REPUBLIKA.CO.ID, JAKARTA — Ada kelompok masyarakat yang mengaku sebagai pemasang pagar laut di perairan Tangerang. Mereka berdalih pemagaran dilakukan secara mandiri sebagai langkah antisipasi abrasi dan meningkatkan nilai ekonomi nelayan, hal tersebut tidak berdasar.
Namun Ketua Ombudsman Provinsi Banten Fadli Afriadi menilai alasan mereka tidak masuk akal. “Kalau berdasarkan pendapat para ahli perikanan dan kelautan juga tidak masuk akal karena alasan yang diberikan, kita bisa lihat sendiri, apakah tangkapannya bertambah, tangkapannya bertambah, ada kerang-kerangan, apa saja, macam-macam, sepertinya tidak mungkin,” kata Fadli di Tangerang, Rabu (15/1/2025).
Menurut dia, situasi saat ini terjadi dengan hadirnya pagar tersebut laut Hal ini dinilai dapat menurunkan nilai tambah nelayan. Hal ini berdasarkan hasil diskusi dengan pakar perikanan dan kelautan. “Kita lihat sendiri apakah tangkapannya bisa bertambah, tangkapannya bertambah.

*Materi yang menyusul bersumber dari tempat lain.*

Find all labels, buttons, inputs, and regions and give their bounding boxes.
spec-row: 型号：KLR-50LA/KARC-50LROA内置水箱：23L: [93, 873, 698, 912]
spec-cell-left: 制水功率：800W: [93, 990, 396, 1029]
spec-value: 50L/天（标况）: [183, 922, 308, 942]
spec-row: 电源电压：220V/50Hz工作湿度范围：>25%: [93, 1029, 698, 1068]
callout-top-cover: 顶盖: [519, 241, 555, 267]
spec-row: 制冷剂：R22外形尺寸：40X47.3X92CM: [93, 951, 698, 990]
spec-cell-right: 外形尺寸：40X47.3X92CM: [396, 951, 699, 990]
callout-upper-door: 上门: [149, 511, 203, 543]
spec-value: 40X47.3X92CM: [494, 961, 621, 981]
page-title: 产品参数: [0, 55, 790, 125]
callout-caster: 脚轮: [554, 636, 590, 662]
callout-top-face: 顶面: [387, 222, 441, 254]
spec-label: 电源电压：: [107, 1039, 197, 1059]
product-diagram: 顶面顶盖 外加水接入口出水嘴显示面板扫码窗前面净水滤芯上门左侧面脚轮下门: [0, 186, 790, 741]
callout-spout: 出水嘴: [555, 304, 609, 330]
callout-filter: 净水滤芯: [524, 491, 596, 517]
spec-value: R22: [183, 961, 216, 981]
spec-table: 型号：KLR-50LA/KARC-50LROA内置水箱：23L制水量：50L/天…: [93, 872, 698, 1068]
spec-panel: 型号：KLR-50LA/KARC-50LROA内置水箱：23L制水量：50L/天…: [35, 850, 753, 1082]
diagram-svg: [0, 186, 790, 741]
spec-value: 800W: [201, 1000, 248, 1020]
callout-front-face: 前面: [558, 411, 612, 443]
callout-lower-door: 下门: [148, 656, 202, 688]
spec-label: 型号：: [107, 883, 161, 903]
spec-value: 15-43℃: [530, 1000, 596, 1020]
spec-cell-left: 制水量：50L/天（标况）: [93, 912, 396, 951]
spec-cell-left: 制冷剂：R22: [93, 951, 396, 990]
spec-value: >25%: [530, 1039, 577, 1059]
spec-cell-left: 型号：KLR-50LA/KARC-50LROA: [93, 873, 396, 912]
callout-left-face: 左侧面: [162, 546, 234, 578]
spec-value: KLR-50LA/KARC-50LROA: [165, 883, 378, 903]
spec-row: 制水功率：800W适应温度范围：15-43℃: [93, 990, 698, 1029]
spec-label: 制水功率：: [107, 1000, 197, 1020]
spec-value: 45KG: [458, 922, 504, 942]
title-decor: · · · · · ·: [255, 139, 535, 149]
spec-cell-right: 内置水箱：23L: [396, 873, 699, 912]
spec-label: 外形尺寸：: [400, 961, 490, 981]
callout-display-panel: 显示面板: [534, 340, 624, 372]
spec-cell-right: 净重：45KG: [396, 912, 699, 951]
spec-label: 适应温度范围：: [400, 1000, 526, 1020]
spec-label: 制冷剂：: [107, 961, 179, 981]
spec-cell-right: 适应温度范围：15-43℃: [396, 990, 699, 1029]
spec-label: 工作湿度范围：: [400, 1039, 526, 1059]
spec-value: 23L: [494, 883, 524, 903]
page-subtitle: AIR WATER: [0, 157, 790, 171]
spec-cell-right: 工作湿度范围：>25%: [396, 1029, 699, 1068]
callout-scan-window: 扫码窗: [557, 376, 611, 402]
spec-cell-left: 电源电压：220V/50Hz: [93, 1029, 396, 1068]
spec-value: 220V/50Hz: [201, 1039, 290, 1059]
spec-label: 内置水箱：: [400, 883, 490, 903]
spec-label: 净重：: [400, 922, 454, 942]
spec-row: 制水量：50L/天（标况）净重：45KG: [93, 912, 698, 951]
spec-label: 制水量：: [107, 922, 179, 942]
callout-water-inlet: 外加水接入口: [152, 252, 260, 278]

Namun segala macam, sepertinya mustahil,” kata Fadli.
Sementara itu, Direktur Pengawasan Sumber Daya Perikanan Kementerian Kelautan dan Perikanan Halid K. Jusuf mengatakan, pihaknya segera menyegel pagar laut untuk menyelidiki kerusakan ekosistem laut. Jadi bukan tidak mungkin akan berujung pada proses pidana, sehingga kami hadir untuk melakukan penegakan hukum terhadap siapapun yang melakukan kegiatan tersebut. Dengan polemik berkepanjangan ini, pasti akan muncul siapa yang bertanggung jawab, jelasnya.
Halid mengatakan, pihaknya akan bekerja sama dengan instansi lain untuk mencari pelaku pagar laut. Pasalnya, meski ada kelompok masyarakat yang mengaku memasang bambu tersebut, namun mereka tidak bisa dimintai pertanggungjawaban.
“Tentu kita lihat reaksi apa yang muncul, yang jelas pemerintah hadir untuk menegakkan aturan sesuai aturan yang ada,” ujarnya. Sebelumnya, Kepala Dinas Kelautan dan Perikanan (DKP) Provinsi Banten Eli Susiyanti mengatakan klaim pagar bambu sepanjang 30,16 kilometer yang dibentangkan di laut di pesisir utara Kabupaten Tangerang untuk mencegah abrasi perlu dibuktikan.
“Karena abrasinya sudah hilang, tidak apa-apa asalkan bisa dibuktikan, karena semua orang bisa mengklaimnya. Tinggal kita bersama-sama bagaimana membuktikannya,” ujarnya.
Pemerintah Provinsi Banten tetap berpegang teguh pada Peraturan Daerah Provinsi Banten Nomor 1 Tahun 2023 tentang Rencana Tata Ruang Wilayah Provinsi Banten Tahun 2023 – 2043, tentang pemanfaatan ruang laut dan zonasinya. Dijelaskannya, pagar laut tersebut melewati beberapa zona, yaitu zona perikanan tangkap, zona budidaya perikanan, zona pelabuhan perikanan, zona pelabuhan, dan zona pariwisata. Hal ini jelas melanggar rencana tata ruang wilayah (RTRW) dalam Perda. “Sampai saat ini kami belum menerima permohonan perubahan RTRW. Ada indikasi kepentingan umum dilanggar,” kata Eli.